Structure Health Monitoring for a High Altitude Space Shuttle
Exploration in the middle atmosphere, 20km to 100km above sea level, has been an interest since 1930’s. Currently, the middle atmosphere is used for military surveillance programs and interests in commercial communications. Recently, there has been an influx of companies that want to use the middle atmosphere for suborbital spaceflights, launching satellites, space transportation, and science missions launched from sub-orbit. However, there isn’t enough information on how structures respond in such high altitudes. That is why structural health monitoring (SHM) systems are used to monitor such situations. SHM is a dynamic tool to help engineers improve the safety and maintainability of critical structures, like bridges, buildings, and aircraft. SHM combines a variety of sensing technologies with an embedded measurement controller to capture, log, and analyze real-time data. SHM is either used to calculate short-term extreme conditions, like earthquakes, or long-term monitoring to see if the structure performed its intended function.
New Mexico Tech, a science and engineering-focused university in the United States, has a team of students working with a faculty member who have been approached by Near Space Corporation (NSC). NSC asked the team for an array of strain gauges and their corresponding electronics that can be used in structural health monitoring for their High Altitude Space Shuttle (HASS) that is being developed. The HASS system is an unmanned aerial vehicle that is capable of reaching heights of 30km and can maintain flight for days at a time.

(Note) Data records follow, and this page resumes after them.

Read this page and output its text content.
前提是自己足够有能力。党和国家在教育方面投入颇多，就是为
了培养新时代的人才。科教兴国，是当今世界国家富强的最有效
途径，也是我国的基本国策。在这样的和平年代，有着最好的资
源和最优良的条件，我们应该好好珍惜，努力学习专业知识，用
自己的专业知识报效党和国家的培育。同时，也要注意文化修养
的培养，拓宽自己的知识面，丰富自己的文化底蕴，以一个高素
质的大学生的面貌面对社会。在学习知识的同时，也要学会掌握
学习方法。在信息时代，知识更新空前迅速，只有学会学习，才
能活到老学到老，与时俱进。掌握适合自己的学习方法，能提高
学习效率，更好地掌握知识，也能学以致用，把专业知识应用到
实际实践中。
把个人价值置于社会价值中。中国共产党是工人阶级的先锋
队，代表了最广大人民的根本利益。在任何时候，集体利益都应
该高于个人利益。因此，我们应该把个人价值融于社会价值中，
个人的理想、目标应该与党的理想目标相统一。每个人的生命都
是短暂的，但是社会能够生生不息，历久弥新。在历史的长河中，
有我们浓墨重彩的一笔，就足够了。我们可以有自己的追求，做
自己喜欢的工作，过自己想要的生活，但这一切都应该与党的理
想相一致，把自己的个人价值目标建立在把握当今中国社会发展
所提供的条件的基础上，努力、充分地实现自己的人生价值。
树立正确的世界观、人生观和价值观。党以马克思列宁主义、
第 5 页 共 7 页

The HASS system is used to transport payloads carrying scientific experiments close to space as possible to achieve space-like conditions. Space-like conditions reduces obscuration, filtering, and distortion of the sky from affecting the payload. Another benefit of the HASS system is that it uses their patent-pending balloon launch system to release the shuttle at around 30km. The benefits of their balloon launch is that the payload does not experience high g-forces or vibrations from the launch and that the balloon can be taken off in winds up to 30kt. Due to these factors, Near Space wants to have an active structure health monitoring system on the HASS during its long flights.
Usually, aircrafts are tested with SHM by placing strain gauges throughout the airframe and in sections that would like to be tested before assembly. That aircraft is then put through a series of tests and eventually flown, and throughout all these tests data is collected. On a smaller scale, a model wing of an aircraft can be constructed and the loads, stresses, strains, and twists that the wing may experience are placed on it. The advantage here is that max loads can be found on the smaller scale model without any endangerment or destruction of expensive parts.
The first problem that arises is that the HASS system is relatively small. This gives restrictions as to what gauges may be used, what locations they can be positioned, and the type and size of the data acquisition system which can utilized. While many strain sensors, including foil, semiconductor, and piezoelectric sensors will work, very few data acquisition systems are small enough for application in a small, HASS system. The second problem is that the strain system must wirelessly transmit a signal to the ground so that Near Space can monitor the HASS system in-flight and make active decisions regarding the system’s structural integrity.
For initial research, a cantilever beam experiment was conducted to verify a finite element analysis (FEA) model of the same beam. A 6061-T6 aluminum beam with a foil strain gauge was loaded with a range of weights, and the corresponding strains were measured. This data was then compared to a Solidworks rendering of the beam that was subjected to an FEA program, ANSYS Workbench. With the data being shown to be accurate enough, a Solidworks rendering of a wing of the HASS will then be subjected and recorded.
The team then researched strain sensors and their corresponding data acquisition systems. One possible solution is using a signal amplifier/conditioner in conjunction with a wired data logger. This system would utilize foil strain gauges. Specifically, the team’s research has revealed the SGA A/D Strain Gauge Amplifier and OM-CP Bridge120-25 Strain Gauge data logger. The strain gauge amplifier can handle up to four 350Ω strain gauges, making it well suited for the given application in this aspect. It is also supplied with a waterproof, mountable case which may prove to be useful when installing it. The data logger is capable of storing up to about 33,000 readings at up to 20 readings per second. To retrieve the data from the system, it is simply transferred to a computer via USB or PC serial.
As of right now, the team has completed preliminary research and experiments about SHM and its uses. With the results from our cantilever beam experiment being accurate with our FEA model, we are now able to use software to model our stresses and strains on an aircraft wing when we are given the material information. With the limitation of the size of the HASS, we were forced to choose between two strain gauges that would give accurate results but would have a negligible effect on the whole system. Hopefully, the SHM on the HASS system will be fully implemented in the coming years.
- C. McDonald, Structural Health Monitoring, 2012, Accessed 22 October 2013.
- B. Dawson, Vibration condition monitoring techniques for rotating machinery, Shock Vib. Dig. 8, 1976.
- Near Space Corporation, Flight operations, Accessed 10 October 2013.
- Micron Meters, Accessed 22 October 2013.
- Omega, 2013, Accessed 22 October 2013.